A flash of phoenix-fire later, and she was gone.
“You’re welcome,” Hailey told the empty air she’d been in a moment before, before turning to walk up towards Dumbledore’s desk, papers in hand, as if nothing had happened.  “Alright.  We’ve finished compiling all the reports from earlier, and as you know by now, we’ve narrowed it down to ninety-six students.  Morning is doing some recruitment at the moment; she doesn’t like the idea of having only two shifts to monitor the remaining suspects, and wants at least three people for each one.  Meanwhile, Miss Royal-” she gestured over her shoulder with her thumb- “is setting up a script on the Network to automatically coordinate them for one-hundred-percent surveillance uptime without letting anything on, looking suspicious, or cutting too significantly into any given student’s time.”  She sighed, and handed him the papers.  “Anyways, here’s the summary; the full report is in the usual location.”
By which she meant ‘in the Network Database’.
“Thank you,” he agreed.  “I see she’s anticipated my plan.”
Hailey nodded.  “We have,” she agreed.  “In other news, shortly before she was attacked, Miss Clearwater deduced what the Monster was and told Hermione- who had also just deduced it, but that’s beside the point.  Anyways, you know Hermione barricaded herself in the library while Penelope braved the corridors.  It’s a Basilisk- and while the potion to render people immune to a basilisk’s gaze takes a month to brew and wears off in three hours…”  She shrugged, then gestured over her shoulder again.  “A Royal-powered defensive ward takes about five seconds, affects every student in the entire Castle, and lasts for a few decades, completely aside from how that same ward will render everyone invulnerable to its physical attacks for the rest of the year, allowing us to destroy it really at our leisure, once it comes out.”
He nodded thoughtfully.  “I take it she’s already done that?”
She nodded.  “Yup, she did that before I ever came up here- and she said she’s ready to guarantee that nobody else will be hurt by that monster- even just petrification.”
“And I take it she asked to remain anonymous?”
She nodded.  “Yup.  That was some pretty impressive anonymizing magic, in my opinion- but also not the most impressive I’ve seen her use.”
“Alright, thank you,” he told her, bowing his head in dismissal.
She bowed fully.  “You’re welcome,” she told him, then turned and left.
“Is…  Is she that Royal’s friend?” Fudge asked slowly.
Dumbledore nodded; considering their behavior, that was the only conclusion he could draw.  “I think so,” he agreed.  “She does seem to feel strongly about a few certain issues, doesn’t she?”

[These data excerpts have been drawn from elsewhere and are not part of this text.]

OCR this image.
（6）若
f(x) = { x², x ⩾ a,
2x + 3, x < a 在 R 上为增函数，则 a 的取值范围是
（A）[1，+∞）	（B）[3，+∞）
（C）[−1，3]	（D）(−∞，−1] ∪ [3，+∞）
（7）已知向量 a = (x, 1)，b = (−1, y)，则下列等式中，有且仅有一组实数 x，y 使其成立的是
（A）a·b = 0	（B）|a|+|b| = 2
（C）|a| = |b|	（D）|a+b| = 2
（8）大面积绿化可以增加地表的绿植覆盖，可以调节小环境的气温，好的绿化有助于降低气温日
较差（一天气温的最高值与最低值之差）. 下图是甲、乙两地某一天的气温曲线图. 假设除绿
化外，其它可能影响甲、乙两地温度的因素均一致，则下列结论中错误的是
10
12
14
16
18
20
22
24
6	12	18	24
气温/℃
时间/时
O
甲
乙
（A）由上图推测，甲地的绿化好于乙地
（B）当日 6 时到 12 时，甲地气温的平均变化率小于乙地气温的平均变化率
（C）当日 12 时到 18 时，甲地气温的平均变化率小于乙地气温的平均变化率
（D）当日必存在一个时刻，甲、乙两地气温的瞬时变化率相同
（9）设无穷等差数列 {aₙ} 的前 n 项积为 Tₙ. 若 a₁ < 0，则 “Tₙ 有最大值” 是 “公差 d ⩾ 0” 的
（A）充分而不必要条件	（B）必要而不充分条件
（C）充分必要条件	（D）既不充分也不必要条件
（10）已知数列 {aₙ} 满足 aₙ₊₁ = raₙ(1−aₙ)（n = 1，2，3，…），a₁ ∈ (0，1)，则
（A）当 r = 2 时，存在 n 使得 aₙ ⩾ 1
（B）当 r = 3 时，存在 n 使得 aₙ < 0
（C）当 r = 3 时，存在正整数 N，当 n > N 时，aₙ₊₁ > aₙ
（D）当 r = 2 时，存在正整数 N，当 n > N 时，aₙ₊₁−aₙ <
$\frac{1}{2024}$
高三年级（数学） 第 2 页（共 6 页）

“Yes, quite,” Fudge muttered, then sighed.  “So…  Not Hagrid.  Not if he’s innocent.”  He sighed again.  “I guess I’ve got no real choice but to leave the investigation up to you, and I wish you luck.”  He paused.  “After that…  the Governors might rescind the pressure they put on me, but the public is another matter entirely.  Do you think we can get away with a news announcement?”
He shrugged.  “The investigation really is pretty sensitive.  If our culprit catches wind of it, we may never catch them- even with the constant surveillance method.  Probably best to keep the public’s mind off of it for now.”
Fudge winced.  “That’s going to be a pain,” he grumbled.  “And Rita will be impossible.  Again.”  He glanced sideways at Dumbledore.  “Can you promise me that, when you get everything around here- and the Wizengamot- ready for the public to know about exactly how many colorheads there are, you’ll have Rita tell people?  She’s been dying for a big piece like that, and it’s been torture keeping her from Hogwarts.”
“I think…”  He paused.  “Hmm, I would prefer someone without her reputation, but if she’s willing to cooperate, I don’t see why not.”
There was a pause.  “Do…  Do you know who that Royal was?”
He raised an eyebrow.  “No.  I wish I did, honestly.”  He paused.  “And…  that anonymizing magic.  I have reason to believe it affects more than just her appearance- so, ahh, do you remember the color of her green eyes?”
There was a pause.
“...  No.  What color was it?”
He didn’t answer.  How did he know that the Royal had green eyes?  He’d never even seen them!